Naturally each day we are surrounded by two predominant modes of thinking, one from a place of love the other from a place of fear.
Think about when we share with friends or family an intention we have, we likely hear two responses:
Perhaps we share that were thinking of changing our roles or careers, one person says why would you do that you have a great job what if you don’t find another as good. And the next person says oh good for you that’s exciting news.
Or maybe someone is about to enter the world of internet dating and one person says good for you I’ve heard loads of success stories, the next says oh crikey be careful I hear there are loads of weirdos on there. Even going out for the night, we might hear have fun or we might hear be careful.
The What Ifs of Life
We are subconsciously trained to think about what could go wrong, the What Ifs of life, which usually end in what if it all goes wrong (fear) rather than what if it all goes right (love).
It’s almost impossible to make decisions when they are surrounded by fear. I mean who would want to change careers and never find a good job or go online to meet a weirdo!

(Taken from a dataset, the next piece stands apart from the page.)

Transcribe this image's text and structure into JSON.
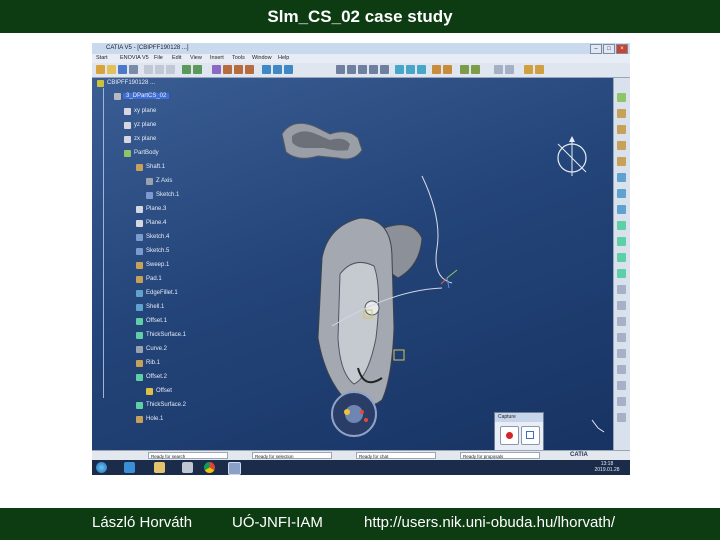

Fear-based thoughts leave us feeling anxious and can stop us going for what we want. But if the thoughts come from a place of love, they can free us rather than freeze us.
Indecision freezes us and is usually created through fear-based thinking.
The LIPSTICK Principles
In this excerpt from the book The LIPSTICK Principles – Let go of worry and fear, live in the moment and love life, there is a great technique to help us make decisions when the What Ifs and fear are freezing us.
This story is about Lou, who was unhappy in her marriage, but the same technique can be used for any scenario where fear has been holding you back from making a decision.
Lou was having a horrendous time in her marriage. She had struggled for a number of years and had regularly tried changing things at home to improve the situation. But nothing did change.
She was being worn down by the effort to try to make it work, while her husband did nothing.
Lou loved walking and exercise, her husband preferred the sofa and remote control.
She was upset a lot of the time, either sad about how bad it had got or angry at him for not trying. It was crunch time; she knew she had to either accept the situation for what it was or change something.
But she was scared… there were a lot of worries.
What if she felt worse outside of the marriage; if she was going to be on her own forever; if she regretted it?
Looking into the future
To help Lou find some clarity we used a simple technique of looking into the future and allowing the imagination to do the work. I asked Lou to imagine for a moment that she and her husband separated today.
Then, I asked her to fast forward, one year ahead.
The dust had settled and she was OK and he was OK so in the future it had happened and all was well.
Against that backdrop, I asked her to imagine what might be happening in her life.
‘Oh,’ she said, and her face lit up, ‘if it’s one year from now I could have started dating again. In fact, yes I have started dating again, and it’s my weekend without the kids. The guy I’ve just started dating has invited me to the Lakes and we are sitting on top of the mountain, drinking from a flask, and I’m really happy. I feel hope about the future and it’s good to meet someone who loves hiking like I do. It feels great.’
I could see how good she felt because she was glowing just imagining that scene. This whole picture was created from a place of love.
The other side of the coin
Next, ‘OK, so clear that image for a moment and we are going to do the same thing, fast forward one year but this time, you’re still with your husband and the situation hasn’t changed at all from how it’s been for the last couple of years.’
Immediately her body language changed, she slumped, and the colour drained from her. I could tell she was really seeing and and feeling it. She said, ‘Oh, it’s awful, it’s got worse, I can’t stand it.’
Although Lou had been so scared of making a change, in fact the bigger fear, the scariest thing of all came when Lou thought about how life would be if things stayed the same and nothing changed.
Big decisions are scary. But when you come to them from a place of love and imagine everything working out brilliantly, then you can have the strength to see things through.
Was Lou scared about making the change? Yes, of course. She worried about the impact on everyone of the decision she made. But the fear that nothing would change at all was so much bigger in the end than the fear of making the change.
From a Place of Love
Have you got a situation your not 100% happy with right now, maybe you’ve been thinking of changing jobs, or moving house, or getting fit.
Fast forward a year and see how it feels to be in your new role, your new home, your new body, and then try again when nothing has changed at all.
I bumped into Lou a year or so later, the dust had settled, everyone was OK, and she was just going off to the lakes for a weekend to climb a mountain!
Using your imagination to create images is super powerful, if the image or movie you create feels good it’s from a place of love. The more images we create from a place of love the more excited we are about the future. Images from love allow us to let go of worry, live in the moment and love life.